Much of Grandin’s approach to more humane animal handling boils down to preventing the rage, fear and panic responses, and promoting seeking (curiosity) and play behaviors.
When we think about some of the typical overt and inadvertent messages that many companies release in the course of launching a big business initiative (be it a new ERP system, an acquisition, or an internal reorganization) we see much that is likely to press those rage, fear and panic buttons right out of the gate. Once these responses are in play, they are difficult to quell:
Welcome to the core team! You will need to spend 20 hours per week for the next nine months getting our new software ready for release. We know you will be able to work this into your schedules along with your current day job.
Here is the course outline for your job role (5 pages, 55 unique system tasks).
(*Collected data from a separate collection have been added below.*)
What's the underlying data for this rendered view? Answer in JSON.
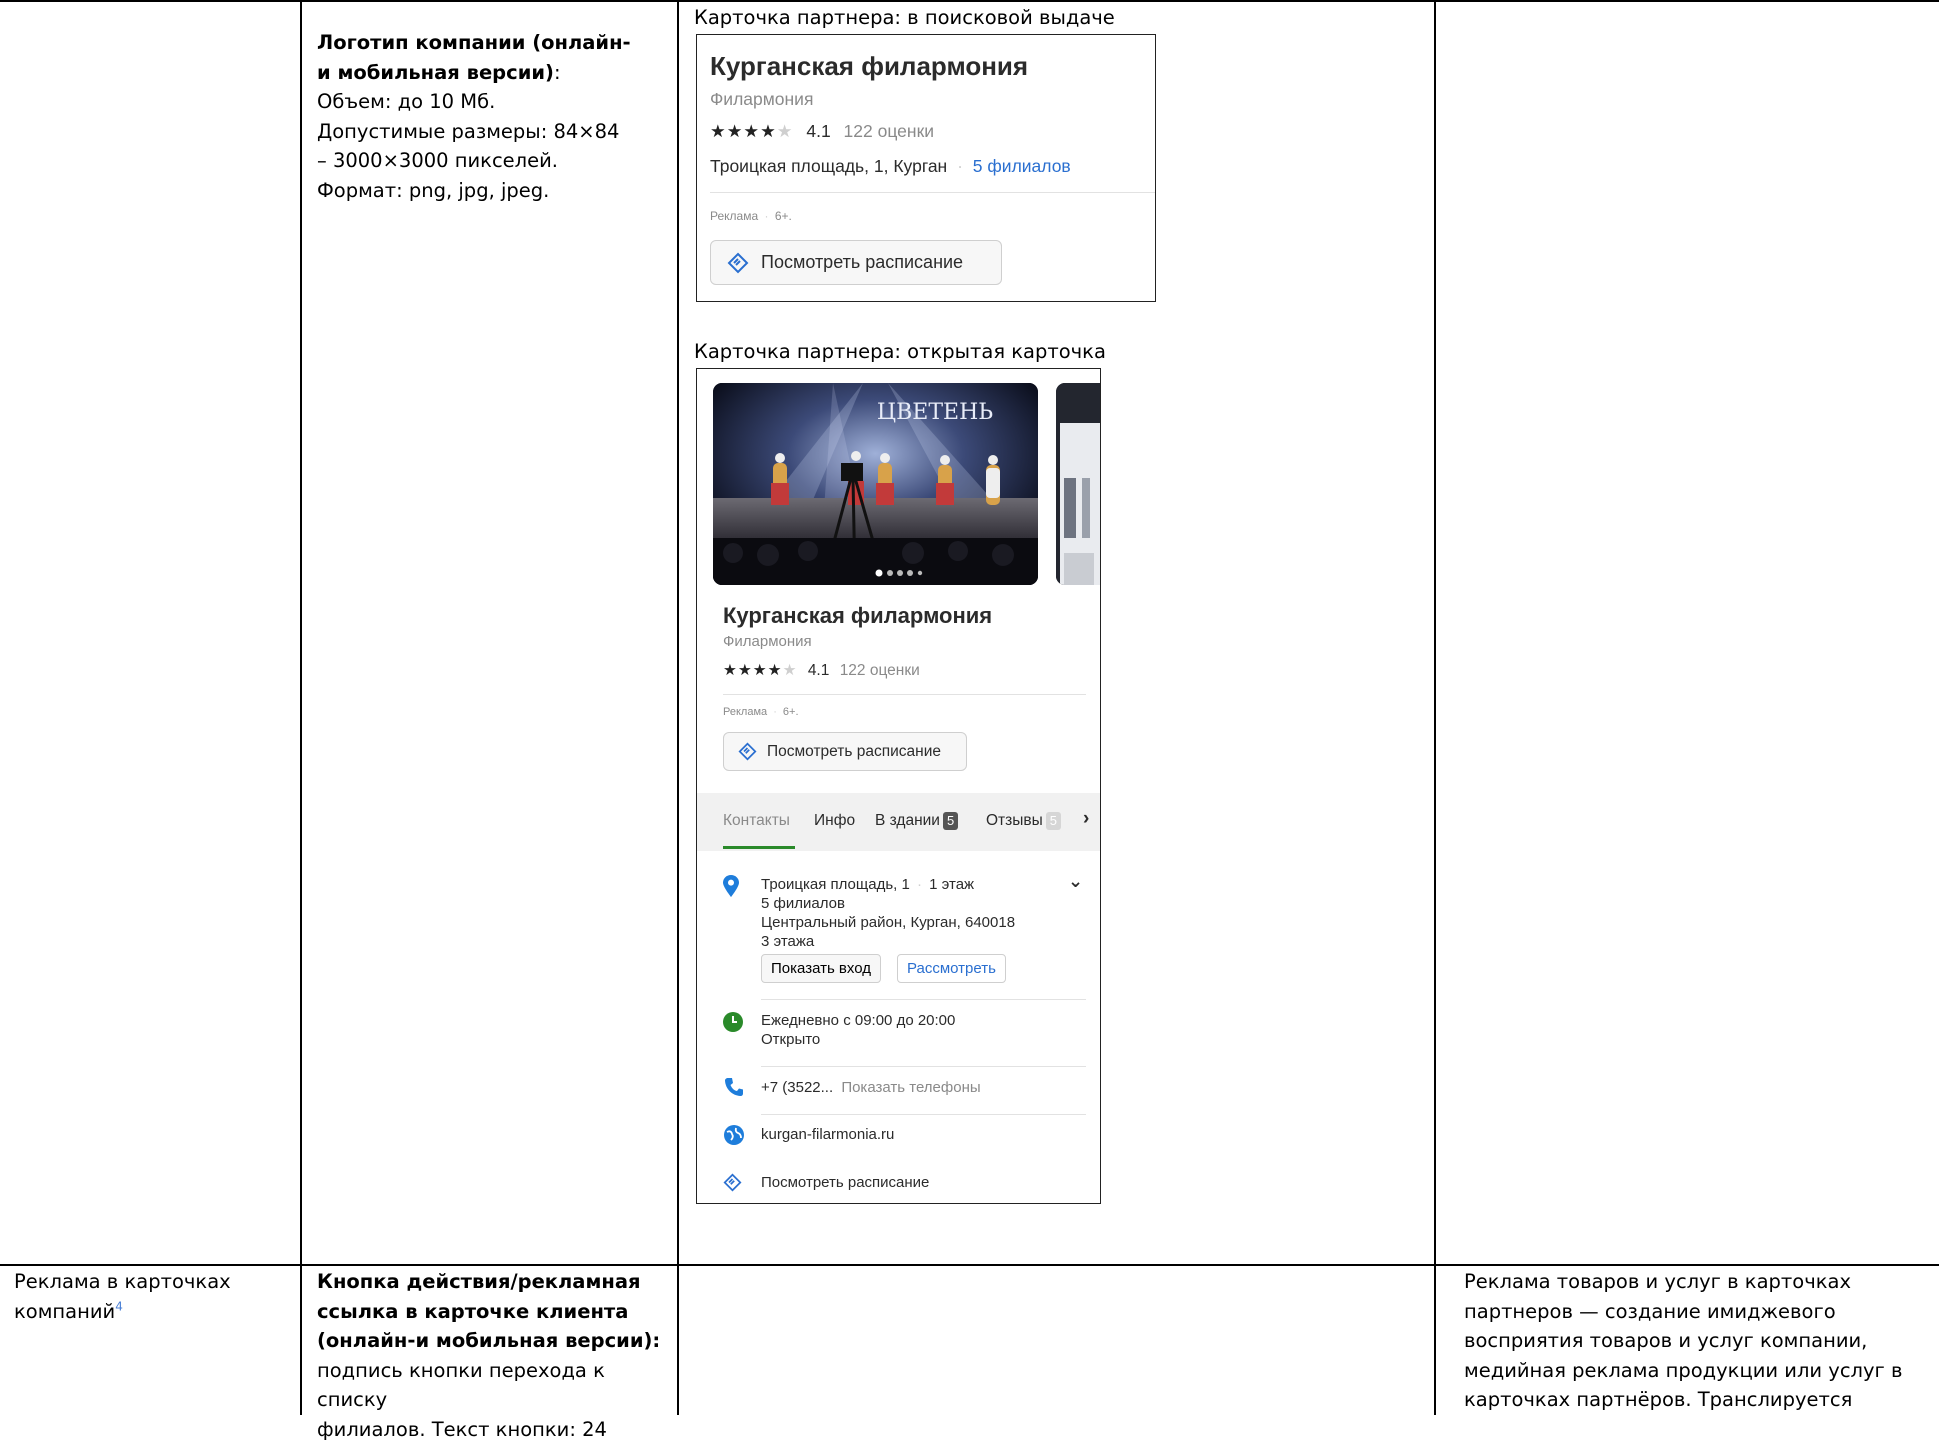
{
  "row1": {
    "col2": {
      "heading": "Логотип компании (онлайн-и мобильная версии)",
      "heading_line1": "Логотип компании (онлайн-",
      "heading_line2": "и мобильная версии)",
      "heading_colon": ":",
      "lines": [
        "Объем: до 10 Мб.",
        "Допустимые размеры: 84×84",
        "– 3000×3000 пикселей.",
        "Формат: png, jpg, jpeg."
      ]
    },
    "col3": {
      "caption_search": "Карточка партнера: в поисковой выдаче",
      "caption_open": "Карточка партнера: открытая карточка",
      "search_card": {
        "title": "Курганская филармония",
        "category": "Филармония",
        "rating": "4.1",
        "reviews": "122 оценки",
        "stars_filled": 4,
        "stars_total": 5,
        "address": "Троицкая площадь, 1, Курган",
        "separator": "·",
        "branches": "5 филиалов",
        "ad_label": "Реклама",
        "age": "6+.",
        "button": "Посмотреть расписание"
      },
      "open_card": {
        "photo_sign": "ЦВЕТЕНЬ",
        "title": "Курганская филармония",
        "category": "Филармония",
        "rating": "4.1",
        "reviews": "122 оценки",
        "ad_label": "Реклама",
        "age": "6+.",
        "button": "Посмотреть расписание",
        "tabs": [
          {
            "label": "Контакты"
          },
          {
            "label": "Инфо"
          },
          {
            "label": "В здании",
            "badge": "5"
          },
          {
            "label": "Отзывы",
            "badge": "5"
          }
        ],
        "address": "Троицкая площадь, 1",
        "floor": "1 этаж",
        "branches": "5 филиалов",
        "district": "Центральный район, Курган, 640018",
        "floors": "3 этажа",
        "show_entrance": "Показать вход",
        "view": "Рассмотреть",
        "hours": "Ежедневно с 09:00 до 20:00",
        "open_status": "Открыто",
        "phone": "+7 (3522...",
        "show_phones": "Показать телефоны",
        "website": "kurgan-filarmonia.ru",
        "schedule_link": "Посмотреть расписание"
      }
    }
  },
  "row2": {
    "col1": {
      "line1": "Реклама в карточках",
      "line2": "компаний",
      "footnote": "4"
    },
    "col2": {
      "bold_lines": [
        "Кнопка действия/рекламная",
        "ссылка в карточке клиента",
        "(онлайн-и мобильная версии):"
      ],
      "lines": [
        "подпись кнопки перехода к списку",
        "филиалов. Текст кнопки: 24"
      ]
    },
    "col4": {
      "lines": [
        "Реклама товаров и услуг в карточках",
        "партнеров — создание имиджевого",
        "восприятия товаров и услуг компании,",
        "медийная реклама продукции или услуг в",
        "карточках партнёров. Транслируется"
      ]
    }
  },
  "colors": {
    "link_blue": "#2a6fd0",
    "open_green": "#2a8a2a",
    "pin_blue": "#1e7ddb"
  }
}
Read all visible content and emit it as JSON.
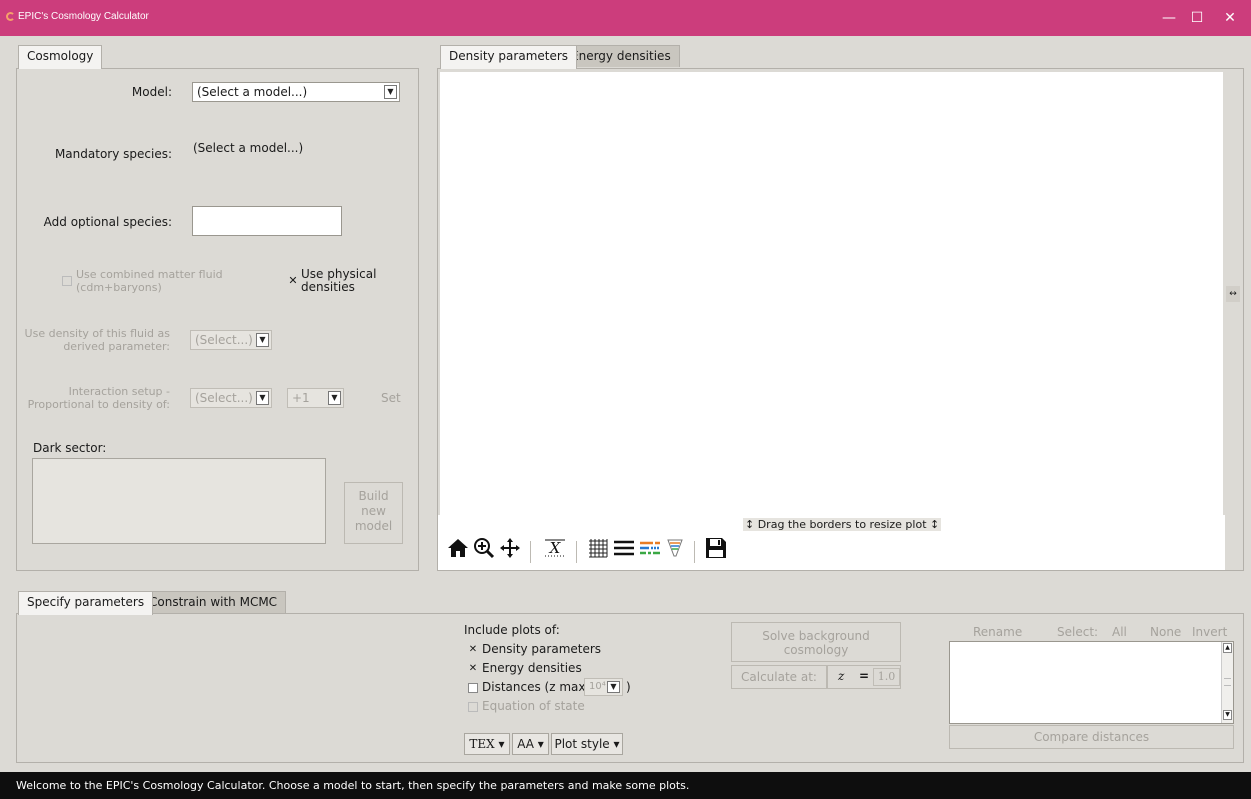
{
  "window": {
    "title": "EPIC's Cosmology Calculator",
    "minimize_glyph": "—",
    "maximize_glyph": "☐",
    "close_glyph": "✕"
  },
  "cosmology_tab": {
    "label": "Cosmology",
    "model_label": "Model:",
    "model_value": "(Select a model...)",
    "mandatory_label": "Mandatory species:",
    "mandatory_value": "(Select a model...)",
    "optional_label": "Add optional species:",
    "optional_value": "",
    "combined_matter_label": "Use combined matter fluid (cdm+baryons)",
    "combined_matter_checked": false,
    "physical_densities_label": "Use physical densities",
    "physical_densities_checked": true,
    "derived_param_label": "Use density of this fluid as derived parameter:",
    "derived_param_value": "(Select...)",
    "interaction_label": "Interaction setup - Proportional to density of:",
    "interaction_value": "(Select...)",
    "interaction_sign": "+1",
    "set_label": "Set",
    "dark_sector_label": "Dark sector:",
    "build_button": "Build new model"
  },
  "plot_area": {
    "tabs": [
      "Density parameters",
      "Energy densities"
    ],
    "active_tab": 0,
    "resize_hint": "↕ Drag the borders to resize plot ↕",
    "side_handle": "↔",
    "toolbar_icons": [
      "home-icon",
      "zoom-icon",
      "pan-icon",
      "x-axis-icon",
      "grid-icon",
      "lines-icon",
      "legend-icon",
      "filter-icon",
      "save-icon"
    ]
  },
  "bottom_tabs": [
    "Specify parameters",
    "Constrain with MCMC"
  ],
  "plots": {
    "include_label": "Include plots of:",
    "density_parameters": "Density parameters",
    "density_parameters_checked": true,
    "energy_densities": "Energy densities",
    "energy_densities_checked": true,
    "distances": "Distances (z max:",
    "distances_checked": false,
    "distances_zmax": "10⁴",
    "distances_close": ")",
    "equation_of_state": "Equation of state",
    "equation_of_state_checked": false,
    "tex_button": "TEX",
    "font_button": "AA",
    "plot_style_button": "Plot style"
  },
  "solve": {
    "solve_button": "Solve background cosmology",
    "calculate_button": "Calculate at:",
    "z_symbol": "z",
    "equals": "=",
    "z_value": "1.0"
  },
  "results": {
    "rename": "Rename",
    "select": "Select:",
    "all": "All",
    "none": "None",
    "invert": "Invert",
    "compare_button": "Compare distances"
  },
  "status": "Welcome to the EPIC's Cosmology Calculator. Choose a model to start, then specify the parameters and make some plots.",
  "colors": {
    "titlebar": "#cc3d7c",
    "window_bg": "#dcdad5",
    "statusbar": "#0e0e0e"
  }
}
We have one training session for your group (53 people), with 1 hour allotted this Thursday.
We haven’t had time to complete the testing but we only have a small launch window, so we are going live this weekend as originally planned.
You get the idea.
What if we approached things differently….and used early messages and techniques to promote curiosity and made even a small effort to make things fun:
- Instead of the typical big bang kickoff (complete with bulky boring slide deck) use internal social media tools like Yammer and Sharepoint to build excitement — dropping hints about how things will change for the better, without revealing all the details.
- Use gamification and crowdsourcing to augment formal software QA processes, rewarding people for completing their test cases on time, or naming winners for finding the must bugs
- Show users how to interact with the new system to get answers to their everyday questions BEFORE teaching them to plow through lengthy transactions
If we turn on the seeking and play behaviors first, we may have a good shot at keeping fear, panic and rage to a minimum.